The fear is also starting to recede and I can see people beginning to question themselves and their actions. The media are still doing their best to ramp it up, with all eyes on India, but with a bit of sunshine and people getting out and about again, the tensions are definitely easing.  Well done too, to all who turned out to march last week in London, it was great to see, especially for those of us living in the outer reaches with little or no support.

When you look back at history and read the literature, whether fictional or not, from the Roman Empire to the present day, you wonder why tyrants never learn and continue with their insane plans for world domination and human enslavement. Because, it doesn’t matter how successful they are initially, in the end, empires always fall and their leaders die, whether it’s Josef Stalin, Mao or Lord Voldemort. Could someone please tell the Rothschilds/ Rockefellers, George Soros , Henry Kissinger, Klaus Schwab, Bill Gates, the Democrats, the Zionists and Xi Jinping? It could save us all a lot of time and trouble, and spare us a lot of pain and misery.

Enslavement is not sustainable in the long term, not matter how brutal they make it. Eventually, some people tire of it and decide to fight back for freedom, to die on their feet rather than live on their knees. What is the point of a life, if you cannot live it as a free human being, especially when none of us are going to be here very long anyway!

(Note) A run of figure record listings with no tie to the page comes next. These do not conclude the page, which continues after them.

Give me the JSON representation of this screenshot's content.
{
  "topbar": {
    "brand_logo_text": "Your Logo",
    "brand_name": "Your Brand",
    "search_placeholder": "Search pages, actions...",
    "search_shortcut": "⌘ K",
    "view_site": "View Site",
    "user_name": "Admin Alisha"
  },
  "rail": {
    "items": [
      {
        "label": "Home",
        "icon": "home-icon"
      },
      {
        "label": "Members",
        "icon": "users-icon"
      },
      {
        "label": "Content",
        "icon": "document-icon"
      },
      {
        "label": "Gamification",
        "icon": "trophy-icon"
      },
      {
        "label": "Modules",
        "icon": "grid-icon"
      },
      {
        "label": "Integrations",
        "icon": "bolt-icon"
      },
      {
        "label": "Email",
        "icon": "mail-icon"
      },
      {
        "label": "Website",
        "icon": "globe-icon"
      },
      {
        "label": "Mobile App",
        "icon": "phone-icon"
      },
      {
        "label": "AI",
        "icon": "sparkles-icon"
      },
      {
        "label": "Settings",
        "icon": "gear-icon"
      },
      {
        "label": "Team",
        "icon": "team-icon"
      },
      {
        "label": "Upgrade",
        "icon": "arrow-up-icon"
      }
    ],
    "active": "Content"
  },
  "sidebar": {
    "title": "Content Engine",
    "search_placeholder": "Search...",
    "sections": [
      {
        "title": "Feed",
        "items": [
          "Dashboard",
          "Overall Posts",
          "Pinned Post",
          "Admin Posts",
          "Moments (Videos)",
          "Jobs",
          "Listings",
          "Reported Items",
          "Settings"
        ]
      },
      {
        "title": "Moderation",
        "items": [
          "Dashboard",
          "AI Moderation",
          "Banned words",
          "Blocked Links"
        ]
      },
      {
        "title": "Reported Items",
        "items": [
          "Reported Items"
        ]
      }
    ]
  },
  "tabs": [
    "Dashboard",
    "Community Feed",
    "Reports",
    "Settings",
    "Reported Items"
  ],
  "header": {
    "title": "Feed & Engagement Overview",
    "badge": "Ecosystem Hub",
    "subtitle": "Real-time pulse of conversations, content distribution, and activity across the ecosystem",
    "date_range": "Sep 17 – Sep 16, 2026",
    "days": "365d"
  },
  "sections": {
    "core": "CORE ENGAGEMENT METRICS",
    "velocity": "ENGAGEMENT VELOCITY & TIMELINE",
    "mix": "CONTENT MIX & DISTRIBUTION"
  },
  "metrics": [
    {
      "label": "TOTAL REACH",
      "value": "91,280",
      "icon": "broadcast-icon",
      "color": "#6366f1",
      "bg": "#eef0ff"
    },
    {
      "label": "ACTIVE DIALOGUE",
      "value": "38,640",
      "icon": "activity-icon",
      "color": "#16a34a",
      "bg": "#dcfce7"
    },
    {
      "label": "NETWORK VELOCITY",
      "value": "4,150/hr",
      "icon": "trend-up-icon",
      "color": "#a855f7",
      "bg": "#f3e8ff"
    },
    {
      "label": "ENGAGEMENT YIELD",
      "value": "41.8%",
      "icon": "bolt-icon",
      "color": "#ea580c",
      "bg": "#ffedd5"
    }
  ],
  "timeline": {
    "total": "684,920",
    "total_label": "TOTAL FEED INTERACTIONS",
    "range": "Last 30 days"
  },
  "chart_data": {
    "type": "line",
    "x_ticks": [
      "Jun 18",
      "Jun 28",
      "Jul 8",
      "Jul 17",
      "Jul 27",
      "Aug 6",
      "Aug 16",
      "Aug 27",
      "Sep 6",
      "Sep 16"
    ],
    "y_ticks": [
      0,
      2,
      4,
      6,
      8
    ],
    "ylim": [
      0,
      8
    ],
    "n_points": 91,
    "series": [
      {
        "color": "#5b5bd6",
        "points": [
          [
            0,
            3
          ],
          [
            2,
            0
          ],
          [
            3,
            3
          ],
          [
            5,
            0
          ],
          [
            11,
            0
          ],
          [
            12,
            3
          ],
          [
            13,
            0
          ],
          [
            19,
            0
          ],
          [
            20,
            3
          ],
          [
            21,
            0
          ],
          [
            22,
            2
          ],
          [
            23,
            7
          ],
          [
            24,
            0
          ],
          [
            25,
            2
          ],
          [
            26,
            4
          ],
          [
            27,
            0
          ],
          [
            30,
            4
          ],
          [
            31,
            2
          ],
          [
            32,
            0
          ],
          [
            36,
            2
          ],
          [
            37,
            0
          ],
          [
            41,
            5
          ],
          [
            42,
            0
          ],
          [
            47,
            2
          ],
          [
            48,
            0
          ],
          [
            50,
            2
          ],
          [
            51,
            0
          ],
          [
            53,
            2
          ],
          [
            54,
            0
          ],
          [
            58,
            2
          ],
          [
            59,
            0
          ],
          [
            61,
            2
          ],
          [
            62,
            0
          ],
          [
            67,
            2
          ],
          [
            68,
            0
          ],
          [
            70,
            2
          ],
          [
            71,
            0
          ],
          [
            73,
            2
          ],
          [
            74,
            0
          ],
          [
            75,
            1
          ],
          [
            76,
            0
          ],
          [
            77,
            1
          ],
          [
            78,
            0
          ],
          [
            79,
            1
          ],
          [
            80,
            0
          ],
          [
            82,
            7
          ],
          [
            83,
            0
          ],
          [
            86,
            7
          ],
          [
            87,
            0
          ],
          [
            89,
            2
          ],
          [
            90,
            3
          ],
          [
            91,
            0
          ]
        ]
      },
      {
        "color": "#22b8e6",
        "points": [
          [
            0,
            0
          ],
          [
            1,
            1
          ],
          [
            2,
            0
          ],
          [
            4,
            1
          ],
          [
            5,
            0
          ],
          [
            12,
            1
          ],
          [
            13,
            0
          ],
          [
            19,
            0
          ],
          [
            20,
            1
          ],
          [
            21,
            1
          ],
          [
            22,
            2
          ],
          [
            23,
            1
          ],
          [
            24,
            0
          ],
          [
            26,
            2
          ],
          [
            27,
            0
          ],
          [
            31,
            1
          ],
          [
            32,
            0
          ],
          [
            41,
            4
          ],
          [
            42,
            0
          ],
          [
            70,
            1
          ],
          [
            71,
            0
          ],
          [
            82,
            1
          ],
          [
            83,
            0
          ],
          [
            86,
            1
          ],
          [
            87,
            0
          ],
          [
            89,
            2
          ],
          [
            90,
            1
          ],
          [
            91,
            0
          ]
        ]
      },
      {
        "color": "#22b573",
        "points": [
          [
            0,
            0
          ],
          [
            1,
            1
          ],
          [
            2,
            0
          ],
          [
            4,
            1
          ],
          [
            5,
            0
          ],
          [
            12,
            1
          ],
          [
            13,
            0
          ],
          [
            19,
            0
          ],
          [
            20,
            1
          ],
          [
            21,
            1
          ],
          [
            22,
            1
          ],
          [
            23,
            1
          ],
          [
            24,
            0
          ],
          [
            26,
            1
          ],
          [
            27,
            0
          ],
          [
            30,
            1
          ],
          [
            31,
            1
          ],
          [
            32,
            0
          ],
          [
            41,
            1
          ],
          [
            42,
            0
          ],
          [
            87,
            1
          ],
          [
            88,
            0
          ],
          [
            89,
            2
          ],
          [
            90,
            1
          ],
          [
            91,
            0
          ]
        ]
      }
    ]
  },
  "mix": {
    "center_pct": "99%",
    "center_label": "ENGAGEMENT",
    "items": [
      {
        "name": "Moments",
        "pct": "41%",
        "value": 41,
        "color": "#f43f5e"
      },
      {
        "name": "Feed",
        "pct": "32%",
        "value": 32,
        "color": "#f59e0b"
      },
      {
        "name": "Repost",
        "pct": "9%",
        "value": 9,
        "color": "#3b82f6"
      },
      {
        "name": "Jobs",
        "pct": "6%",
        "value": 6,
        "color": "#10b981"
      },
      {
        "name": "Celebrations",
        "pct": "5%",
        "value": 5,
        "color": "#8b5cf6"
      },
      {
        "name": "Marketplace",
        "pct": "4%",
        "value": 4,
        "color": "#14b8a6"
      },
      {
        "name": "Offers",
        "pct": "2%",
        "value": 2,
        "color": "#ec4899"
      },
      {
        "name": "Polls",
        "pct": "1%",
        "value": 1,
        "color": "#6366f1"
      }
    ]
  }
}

The one factor that could have stopped Mao and Stalin was the people, if people had not complied with the orders and stood together, they could have done nothing. Because there are always more of us, than there are of them.

I watched a lecture of Dr Jordan Peterson’s recently where he talked about what a miracle it was that we existed, and how many pairs of males and females it took to successfully mate and produce a healthy child over thousands of millennium for us to be here now. Our ancestors in Europe have lived through the rise and fall of many empires, the Black Death, the Inquisition, famine, starvation, invasions and wars, and here we are cringing in fear with our face nappies, over a flu that has a 99.97% recovery rate. Just think about that for a moment then, grow a pair, take that rag off your face and man up, ffs!  

Vivir con miedo es como vivir a medias!